St. Cecilia/Artemis Calliste
As an aspect of Artemis Calliste, the Lily of Heaven, this day, now called St. Cecilia's day, is important to music lovers. In the Roman Catholic calendar, feast of St. Cecilia, patron saint of music. For the Christian community of Rome in the reign of Marcus Aurelius (161 - 180), the beautiful and brilliant Cecilia was a prize of inestimable value. Daughter of the Caecilii, one of Rome's wealthiest and most prestigious patrician clans, Cecilia was among the first, if not the first, Christian convert to come from the upper crust of the ancient nobility. Her connection with music is unclear, though it is known that, with a sure sense of drama and evangelical nerve, Cecilia chose the moment of the prothalamium -- the solemn hymn at the beginning of her wedding ceremony -- to announce to her would-be husband Valerian and a stunned crowd of gowns and togas that she was consecrating her virginity to "a spouse you know not of." She was beheaded after a hot air bath -- a kind of ancient sauna -- that was heated to seven times its normal temperature failed to cook so much as a light sweat out of her miraculously cool body.

The Her name derives from a Latin gens (family) Caecilius, whose root word is kaiko, one-eyed, which is the apparent reason why she is a matron of the blind and invoked for protection from eye-disease.

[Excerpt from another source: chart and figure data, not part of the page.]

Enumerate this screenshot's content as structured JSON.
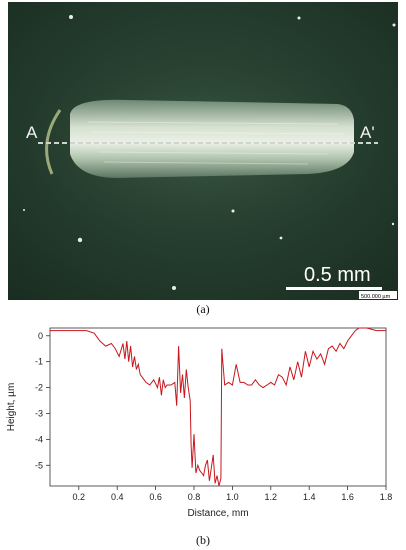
{
  "panel_a": {
    "caption": "(a)",
    "label_start": "A",
    "label_end": "A'",
    "scale_label": "0.5 mm",
    "scale_small": "500.000 µm",
    "colors": {
      "background": "#233a2c",
      "scar": "#dfe9d8",
      "dash": "#cfd4cf"
    }
  },
  "panel_b": {
    "caption": "(b)"
  },
  "chart_data": {
    "type": "line",
    "title": "",
    "xlabel": "Distance, mm",
    "ylabel": "Height, µm",
    "xlim": [
      0.05,
      1.8
    ],
    "ylim": [
      -5.8,
      0.3
    ],
    "xticks": [
      0.2,
      0.4,
      0.6,
      0.8,
      1.0,
      1.2,
      1.4,
      1.6,
      1.8
    ],
    "yticks": [
      0,
      -1,
      -2,
      -3,
      -4,
      -5
    ],
    "grid": false,
    "line_color": "#c8161d",
    "series": [
      {
        "x": [
          0.05,
          0.1,
          0.15,
          0.2,
          0.24,
          0.28,
          0.31,
          0.34,
          0.37,
          0.39,
          0.41,
          0.43,
          0.44,
          0.45,
          0.46,
          0.47,
          0.48,
          0.49,
          0.5,
          0.51,
          0.52,
          0.53,
          0.55,
          0.57,
          0.59,
          0.61,
          0.62,
          0.63,
          0.64,
          0.65,
          0.66,
          0.68,
          0.7,
          0.71,
          0.72,
          0.73,
          0.74,
          0.75,
          0.76,
          0.77,
          0.78,
          0.785,
          0.79,
          0.8,
          0.81,
          0.82,
          0.83,
          0.84,
          0.85,
          0.86,
          0.87,
          0.88,
          0.89,
          0.9,
          0.91,
          0.92,
          0.93,
          0.94,
          0.945,
          0.95,
          0.96,
          0.98,
          1.0,
          1.02,
          1.04,
          1.06,
          1.08,
          1.1,
          1.12,
          1.14,
          1.16,
          1.18,
          1.2,
          1.22,
          1.24,
          1.26,
          1.28,
          1.3,
          1.32,
          1.34,
          1.36,
          1.38,
          1.4,
          1.42,
          1.44,
          1.46,
          1.48,
          1.5,
          1.52,
          1.54,
          1.56,
          1.58,
          1.6,
          1.62,
          1.64,
          1.66,
          1.7,
          1.75,
          1.8
        ],
        "y": [
          0.2,
          0.2,
          0.2,
          0.2,
          0.2,
          0.1,
          -0.2,
          -0.4,
          -0.3,
          -0.5,
          -0.8,
          -0.3,
          -0.9,
          -0.2,
          -1.0,
          -0.4,
          -1.2,
          -0.8,
          -1.3,
          -1.1,
          -1.5,
          -1.6,
          -1.8,
          -1.9,
          -1.7,
          -2.0,
          -1.6,
          -2.3,
          -1.7,
          -2.0,
          -1.9,
          -1.9,
          -1.8,
          -2.7,
          -0.4,
          -2.2,
          -1.5,
          -2.4,
          -1.3,
          -2.0,
          -2.5,
          -4.2,
          -5.1,
          -3.8,
          -5.3,
          -5.0,
          -5.2,
          -5.3,
          -5.4,
          -5.0,
          -4.8,
          -5.6,
          -5.1,
          -4.6,
          -5.7,
          -5.4,
          -5.8,
          -5.5,
          -0.5,
          -1.0,
          -1.9,
          -1.8,
          -1.9,
          -1.1,
          -1.8,
          -1.8,
          -1.9,
          -1.9,
          -1.7,
          -1.9,
          -2.0,
          -1.9,
          -1.8,
          -1.9,
          -1.5,
          -1.6,
          -1.9,
          -1.2,
          -1.7,
          -1.0,
          -1.6,
          -0.6,
          -1.2,
          -0.6,
          -0.9,
          -0.7,
          -1.1,
          -0.5,
          -0.4,
          -0.6,
          -0.3,
          -0.5,
          -0.2,
          0.0,
          0.2,
          0.3,
          0.3,
          0.2,
          0.2
        ]
      }
    ]
  }
}
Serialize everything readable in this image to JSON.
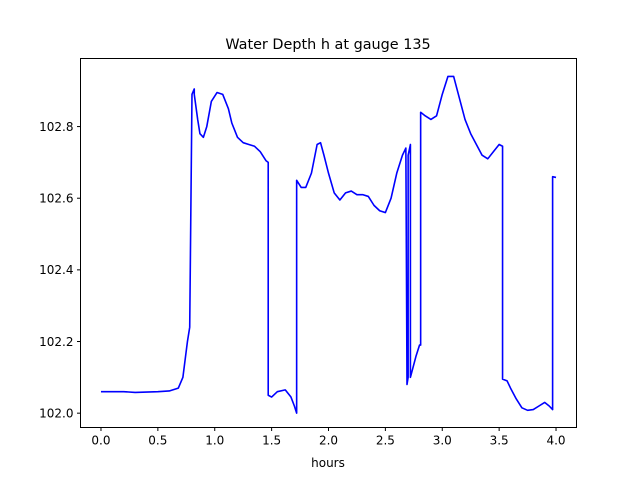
{
  "chart_data": {
    "type": "line",
    "title": "Water Depth h at gauge 135",
    "xlabel": "hours",
    "ylabel": "",
    "xlim": [
      -0.18,
      4.18
    ],
    "ylim": [
      101.96,
      102.99
    ],
    "xticks": [
      0.0,
      0.5,
      1.0,
      1.5,
      2.0,
      2.5,
      3.0,
      3.5,
      4.0
    ],
    "xtick_labels": [
      "0.0",
      "0.5",
      "1.0",
      "1.5",
      "2.0",
      "2.5",
      "3.0",
      "3.5",
      "4.0"
    ],
    "yticks": [
      102.0,
      102.2,
      102.4,
      102.6,
      102.8
    ],
    "ytick_labels": [
      "102.0",
      "102.2",
      "102.4",
      "102.6",
      "102.8"
    ],
    "grid": false,
    "series": [
      {
        "color": "#0000ff",
        "x": [
          0.0,
          0.2,
          0.3,
          0.5,
          0.6,
          0.68,
          0.72,
          0.74,
          0.76,
          0.78,
          0.8,
          0.82,
          0.82,
          0.85,
          0.87,
          0.9,
          0.93,
          0.97,
          1.02,
          1.07,
          1.12,
          1.15,
          1.2,
          1.25,
          1.3,
          1.35,
          1.4,
          1.45,
          1.47,
          1.47,
          1.5,
          1.55,
          1.62,
          1.67,
          1.7,
          1.72,
          1.72,
          1.76,
          1.8,
          1.85,
          1.9,
          1.93,
          1.96,
          2.0,
          2.05,
          2.1,
          2.15,
          2.2,
          2.25,
          2.3,
          2.35,
          2.4,
          2.45,
          2.5,
          2.55,
          2.6,
          2.65,
          2.68,
          2.69,
          2.7,
          2.7,
          2.72,
          2.72,
          2.77,
          2.8,
          2.81,
          2.81,
          2.85,
          2.9,
          2.95,
          3.0,
          3.05,
          3.1,
          3.15,
          3.2,
          3.25,
          3.3,
          3.35,
          3.4,
          3.45,
          3.5,
          3.53,
          3.53,
          3.57,
          3.6,
          3.65,
          3.7,
          3.75,
          3.8,
          3.85,
          3.9,
          3.94,
          3.97,
          3.97,
          4.0
        ],
        "values": [
          102.06,
          102.06,
          102.058,
          102.06,
          102.062,
          102.07,
          102.1,
          102.15,
          102.2,
          102.24,
          102.89,
          102.905,
          102.89,
          102.82,
          102.78,
          102.77,
          102.8,
          102.87,
          102.895,
          102.89,
          102.85,
          102.81,
          102.77,
          102.755,
          102.75,
          102.745,
          102.73,
          102.705,
          102.7,
          102.05,
          102.045,
          102.06,
          102.065,
          102.045,
          102.02,
          102.0,
          102.65,
          102.63,
          102.63,
          102.67,
          102.75,
          102.755,
          102.72,
          102.67,
          102.615,
          102.595,
          102.615,
          102.62,
          102.61,
          102.61,
          102.605,
          102.58,
          102.565,
          102.56,
          102.6,
          102.67,
          102.72,
          102.74,
          102.08,
          102.1,
          102.72,
          102.75,
          102.1,
          102.16,
          102.19,
          102.19,
          102.84,
          102.83,
          102.82,
          102.83,
          102.89,
          102.94,
          102.94,
          102.88,
          102.82,
          102.78,
          102.75,
          102.72,
          102.71,
          102.73,
          102.75,
          102.745,
          102.095,
          102.09,
          102.07,
          102.04,
          102.015,
          102.008,
          102.01,
          102.02,
          102.03,
          102.02,
          102.01,
          102.66,
          102.658
        ]
      }
    ]
  }
}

Her symbol is the organ, which she is credited with inventing, although that seems unlikely since she died, a martyr in Rome between the years of 161 and 192, supposedly by being suffocated with steam from a hot bath in her own mansion, then beheaded. A church was built on the site, which was near the basilica where Roman women had worshipped Bona Dea Oclata or Restitutrix, who also protected against eye-disease and blindness.

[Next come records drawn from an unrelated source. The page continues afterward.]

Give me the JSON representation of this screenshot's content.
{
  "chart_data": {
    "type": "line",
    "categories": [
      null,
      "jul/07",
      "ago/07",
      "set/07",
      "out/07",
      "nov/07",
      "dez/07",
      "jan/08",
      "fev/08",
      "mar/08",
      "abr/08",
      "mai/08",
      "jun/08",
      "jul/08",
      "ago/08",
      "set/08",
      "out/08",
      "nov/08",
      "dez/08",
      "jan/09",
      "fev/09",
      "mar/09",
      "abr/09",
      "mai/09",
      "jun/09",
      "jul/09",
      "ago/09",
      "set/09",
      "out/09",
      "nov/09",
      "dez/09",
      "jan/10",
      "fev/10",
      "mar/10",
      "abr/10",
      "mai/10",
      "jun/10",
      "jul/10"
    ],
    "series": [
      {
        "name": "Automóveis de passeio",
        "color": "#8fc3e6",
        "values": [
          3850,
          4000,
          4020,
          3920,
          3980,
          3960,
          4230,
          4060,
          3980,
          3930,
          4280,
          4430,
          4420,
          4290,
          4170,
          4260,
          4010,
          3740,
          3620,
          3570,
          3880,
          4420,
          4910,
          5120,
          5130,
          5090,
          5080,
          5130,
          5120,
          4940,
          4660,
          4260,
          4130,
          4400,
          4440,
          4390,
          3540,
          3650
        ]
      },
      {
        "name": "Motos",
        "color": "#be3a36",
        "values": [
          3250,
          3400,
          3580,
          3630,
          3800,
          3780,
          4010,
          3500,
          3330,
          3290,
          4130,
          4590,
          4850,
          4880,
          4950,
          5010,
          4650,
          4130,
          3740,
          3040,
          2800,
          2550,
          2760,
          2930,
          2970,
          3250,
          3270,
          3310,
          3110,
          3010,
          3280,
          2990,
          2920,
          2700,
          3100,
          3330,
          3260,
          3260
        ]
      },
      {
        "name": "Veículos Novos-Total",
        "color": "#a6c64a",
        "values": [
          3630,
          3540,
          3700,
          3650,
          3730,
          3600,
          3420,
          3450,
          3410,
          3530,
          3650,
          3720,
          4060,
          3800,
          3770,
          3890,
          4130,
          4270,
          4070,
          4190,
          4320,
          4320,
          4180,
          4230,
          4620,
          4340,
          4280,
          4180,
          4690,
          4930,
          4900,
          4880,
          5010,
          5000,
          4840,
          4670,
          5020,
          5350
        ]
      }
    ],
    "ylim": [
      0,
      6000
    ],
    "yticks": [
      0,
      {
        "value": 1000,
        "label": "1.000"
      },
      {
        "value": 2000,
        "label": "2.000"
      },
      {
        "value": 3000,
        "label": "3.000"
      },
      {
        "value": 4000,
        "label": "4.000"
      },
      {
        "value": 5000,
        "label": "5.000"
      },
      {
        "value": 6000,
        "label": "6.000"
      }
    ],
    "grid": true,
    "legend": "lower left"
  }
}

She is the patroness of musicians. Barbara Walker believes her myth was inspired by the Muse of Music, Callista, perhaps because she was buried in the cemetery of St. Callistus in Rome. More likely the association comes from a line in the account of her life written in the fifth century which mentions that she sang to God in her heart on her wedding day.

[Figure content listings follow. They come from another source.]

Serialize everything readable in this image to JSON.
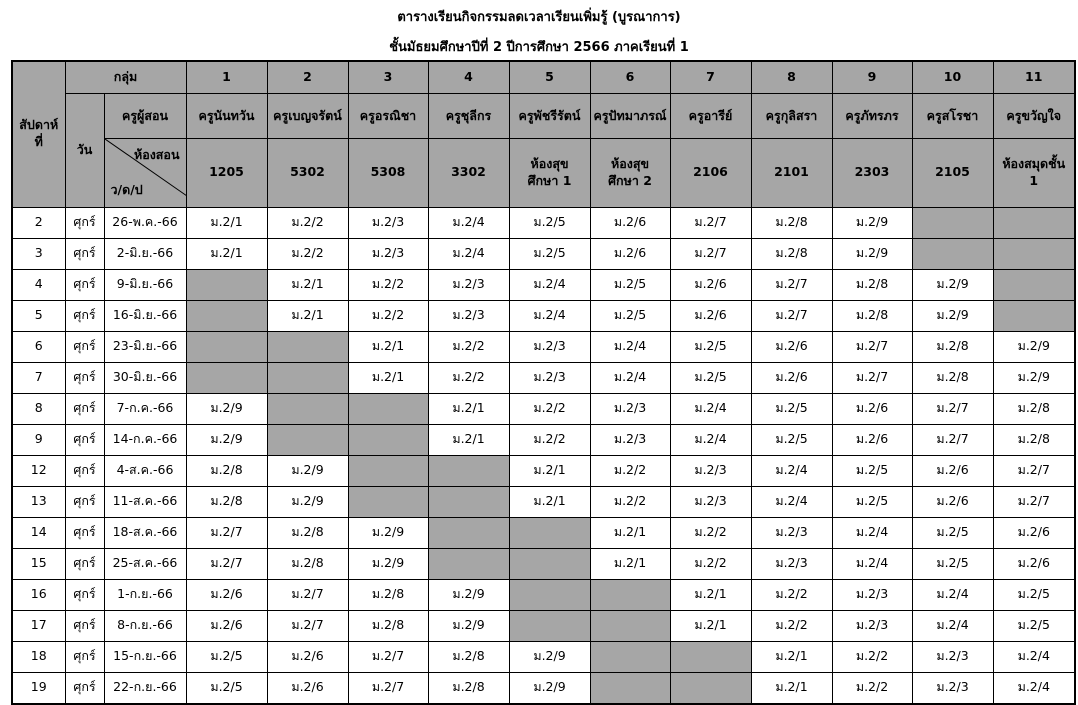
{
  "header": {
    "title": "ตารางเรียนกิจกรรมลดเวลาเรียนเพิ่มรู้ (บูรณาการ)",
    "subtitle": "ชั้นมัธยมศึกษาปีที่  2  ปีการศึกษา 2566  ภาคเรียนที่ 1"
  },
  "table": {
    "week_header": "สัปดาห์\nที่",
    "group_header": "กลุ่ม",
    "day_header": "วัน",
    "teacher_header": "ครูผู้สอน",
    "room_header": "ห้องสอน",
    "date_header": "ว/ด/ป",
    "groups": [
      "1",
      "2",
      "3",
      "4",
      "5",
      "6",
      "7",
      "8",
      "9",
      "10",
      "11"
    ],
    "teachers": [
      "ครูนันทวัน",
      "ครูเบญจรัตน์",
      "ครูอรณิชา",
      "ครูชุลีกร",
      "ครูพัชรีรัตน์",
      "ครูปัทมาภรณ์",
      "ครูอารีย์",
      "ครูกุลิสรา",
      "ครูภัทรภร",
      "ครูสโรชา",
      "ครูขวัญใจ"
    ],
    "rooms": [
      "1205",
      "5302",
      "5308",
      "3302",
      "ห้องสุข\nศึกษา 1",
      "ห้องสุข\nศึกษา 2",
      "2106",
      "2101",
      "2303",
      "2105",
      "ห้องสมุดชั้น\n1"
    ],
    "rows": [
      {
        "week": "2",
        "day": "ศุกร์",
        "date": "26-พ.ค.-66",
        "cells": [
          "ม.2/1",
          "ม.2/2",
          "ม.2/3",
          "ม.2/4",
          "ม.2/5",
          "ม.2/6",
          "ม.2/7",
          "ม.2/8",
          "ม.2/9",
          null,
          null
        ]
      },
      {
        "week": "3",
        "day": "ศุกร์",
        "date": "2-มิ.ย.-66",
        "cells": [
          "ม.2/1",
          "ม.2/2",
          "ม.2/3",
          "ม.2/4",
          "ม.2/5",
          "ม.2/6",
          "ม.2/7",
          "ม.2/8",
          "ม.2/9",
          null,
          null
        ]
      },
      {
        "week": "4",
        "day": "ศุกร์",
        "date": "9-มิ.ย.-66",
        "cells": [
          null,
          "ม.2/1",
          "ม.2/2",
          "ม.2/3",
          "ม.2/4",
          "ม.2/5",
          "ม.2/6",
          "ม.2/7",
          "ม.2/8",
          "ม.2/9",
          null
        ]
      },
      {
        "week": "5",
        "day": "ศุกร์",
        "date": "16-มิ.ย.-66",
        "cells": [
          null,
          "ม.2/1",
          "ม.2/2",
          "ม.2/3",
          "ม.2/4",
          "ม.2/5",
          "ม.2/6",
          "ม.2/7",
          "ม.2/8",
          "ม.2/9",
          null
        ]
      },
      {
        "week": "6",
        "day": "ศุกร์",
        "date": "23-มิ.ย.-66",
        "cells": [
          null,
          null,
          "ม.2/1",
          "ม.2/2",
          "ม.2/3",
          "ม.2/4",
          "ม.2/5",
          "ม.2/6",
          "ม.2/7",
          "ม.2/8",
          "ม.2/9"
        ]
      },
      {
        "week": "7",
        "day": "ศุกร์",
        "date": "30-มิ.ย.-66",
        "cells": [
          null,
          null,
          "ม.2/1",
          "ม.2/2",
          "ม.2/3",
          "ม.2/4",
          "ม.2/5",
          "ม.2/6",
          "ม.2/7",
          "ม.2/8",
          "ม.2/9"
        ]
      },
      {
        "week": "8",
        "day": "ศุกร์",
        "date": "7-ก.ค.-66",
        "cells": [
          "ม.2/9",
          null,
          null,
          "ม.2/1",
          "ม.2/2",
          "ม.2/3",
          "ม.2/4",
          "ม.2/5",
          "ม.2/6",
          "ม.2/7",
          "ม.2/8"
        ]
      },
      {
        "week": "9",
        "day": "ศุกร์",
        "date": "14-ก.ค.-66",
        "cells": [
          "ม.2/9",
          null,
          null,
          "ม.2/1",
          "ม.2/2",
          "ม.2/3",
          "ม.2/4",
          "ม.2/5",
          "ม.2/6",
          "ม.2/7",
          "ม.2/8"
        ]
      },
      {
        "week": "12",
        "day": "ศุกร์",
        "date": "4-ส.ค.-66",
        "cells": [
          "ม.2/8",
          "ม.2/9",
          null,
          null,
          "ม.2/1",
          "ม.2/2",
          "ม.2/3",
          "ม.2/4",
          "ม.2/5",
          "ม.2/6",
          "ม.2/7"
        ]
      },
      {
        "week": "13",
        "day": "ศุกร์",
        "date": "11-ส.ค.-66",
        "cells": [
          "ม.2/8",
          "ม.2/9",
          null,
          null,
          "ม.2/1",
          "ม.2/2",
          "ม.2/3",
          "ม.2/4",
          "ม.2/5",
          "ม.2/6",
          "ม.2/7"
        ]
      },
      {
        "week": "14",
        "day": "ศุกร์",
        "date": "18-ส.ค.-66",
        "cells": [
          "ม.2/7",
          "ม.2/8",
          "ม.2/9",
          null,
          null,
          "ม.2/1",
          "ม.2/2",
          "ม.2/3",
          "ม.2/4",
          "ม.2/5",
          "ม.2/6"
        ]
      },
      {
        "week": "15",
        "day": "ศุกร์",
        "date": "25-ส.ค.-66",
        "cells": [
          "ม.2/7",
          "ม.2/8",
          "ม.2/9",
          null,
          null,
          "ม.2/1",
          "ม.2/2",
          "ม.2/3",
          "ม.2/4",
          "ม.2/5",
          "ม.2/6"
        ]
      },
      {
        "week": "16",
        "day": "ศุกร์",
        "date": "1-ก.ย.-66",
        "cells": [
          "ม.2/6",
          "ม.2/7",
          "ม.2/8",
          "ม.2/9",
          null,
          null,
          "ม.2/1",
          "ม.2/2",
          "ม.2/3",
          "ม.2/4",
          "ม.2/5"
        ]
      },
      {
        "week": "17",
        "day": "ศุกร์",
        "date": "8-ก.ย.-66",
        "cells": [
          "ม.2/6",
          "ม.2/7",
          "ม.2/8",
          "ม.2/9",
          null,
          null,
          "ม.2/1",
          "ม.2/2",
          "ม.2/3",
          "ม.2/4",
          "ม.2/5"
        ]
      },
      {
        "week": "18",
        "day": "ศุกร์",
        "date": "15-ก.ย.-66",
        "cells": [
          "ม.2/5",
          "ม.2/6",
          "ม.2/7",
          "ม.2/8",
          "ม.2/9",
          null,
          null,
          "ม.2/1",
          "ม.2/2",
          "ม.2/3",
          "ม.2/4"
        ]
      },
      {
        "week": "19",
        "day": "ศุกร์",
        "date": "22-ก.ย.-66",
        "cells": [
          "ม.2/5",
          "ม.2/6",
          "ม.2/7",
          "ม.2/8",
          "ม.2/9",
          null,
          null,
          "ม.2/1",
          "ม.2/2",
          "ม.2/3",
          "ม.2/4"
        ]
      }
    ]
  }
}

Auden wrote a beautiful poem to her called Hymn to St. Cecilia, Op 27. The refrain is:

Blessed Cecilia, appear in vision
To all musicians, appear and inspire:
Translated daughter, come down and startle
Composing mortals with immortal fire.

Connolly (Oxford Companion to the Year) found some interesting parallels between the legends of the Jewish Esther and the Christian Cecilia. Cecilia's basilica is in a part of Rome with a large Jewish population. St Cecilia's "station day" was the Wednesday after the second Sunday in Lent which is as many days before Good Friday as 13 Adar, the Fast of Esther, is before Passover (on 14 Nisan).